Many engineers think research is about reading papers. It isn’t. Good research is about reducing uncertainty.

Sometimes that means reading academic papers. More often, it means building prototypes, collecting evidence, measuring performance, talking to users, and being willing to prove your own idea wrong.

The best outcome in R&D isn’t proving you’re right. It’s learning something valuable before the company spends months building the wrong thing. Research should make future engineering easier, not more complicated.

  • What did your path to VP of R&D look like, and what would you do differently if you were starting over?

My career has always been driven more by curiosity than by titles. I naturally gravitated toward difficult infrastructure problems, distributed systems, databases, developer platforms, and the kind of engineering work where understanding the internals makes a real difference. Over time, that evolved from solving technical problems myself to helping teams identify which problems were worth solving in the first place.

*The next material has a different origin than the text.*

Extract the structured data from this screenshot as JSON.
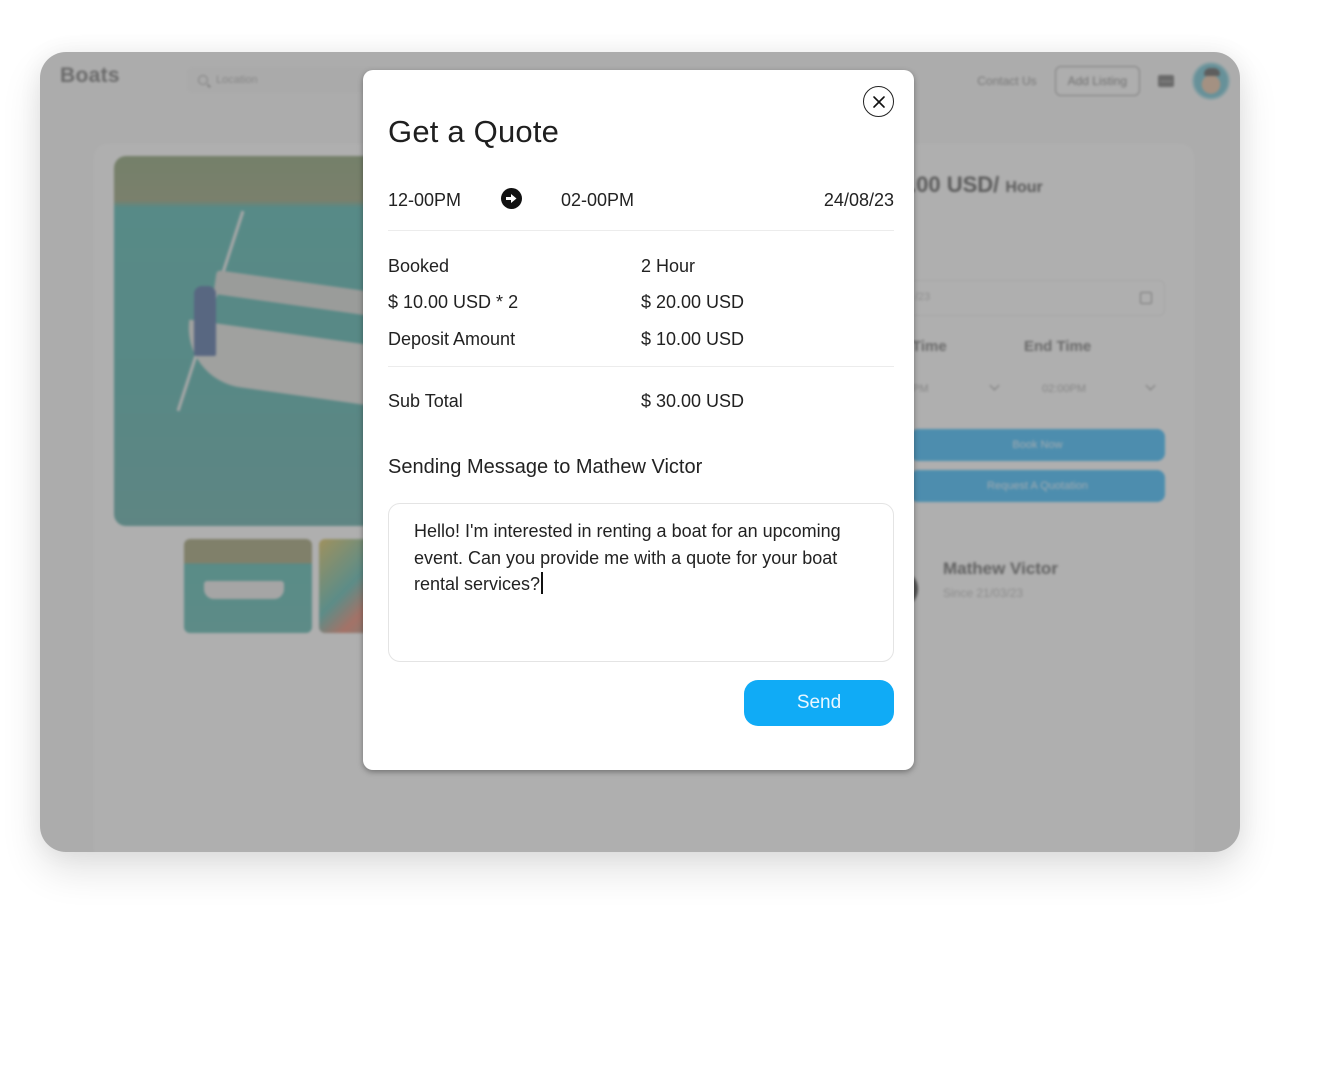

As I moved into leadership, I realised that R&D isn’t just about technology. It’s about creating a process that turns uncertainty into informed decisions. Today, a large part of my role is helping the organization explore new ideas while ensuring the successful ones can be handed over to product teams and scaled across the business.

If I were starting over, I would spend less time chasing individual technologies and more time learning systems thinking, communication, and economics. Languages, frameworks, and databases come and go. The ability to reason about complex systems, communicate clearly, and understand the business value behind technical decisions compounds over an entire career. Those skills have mattered far more than any particular technology I’ve learned.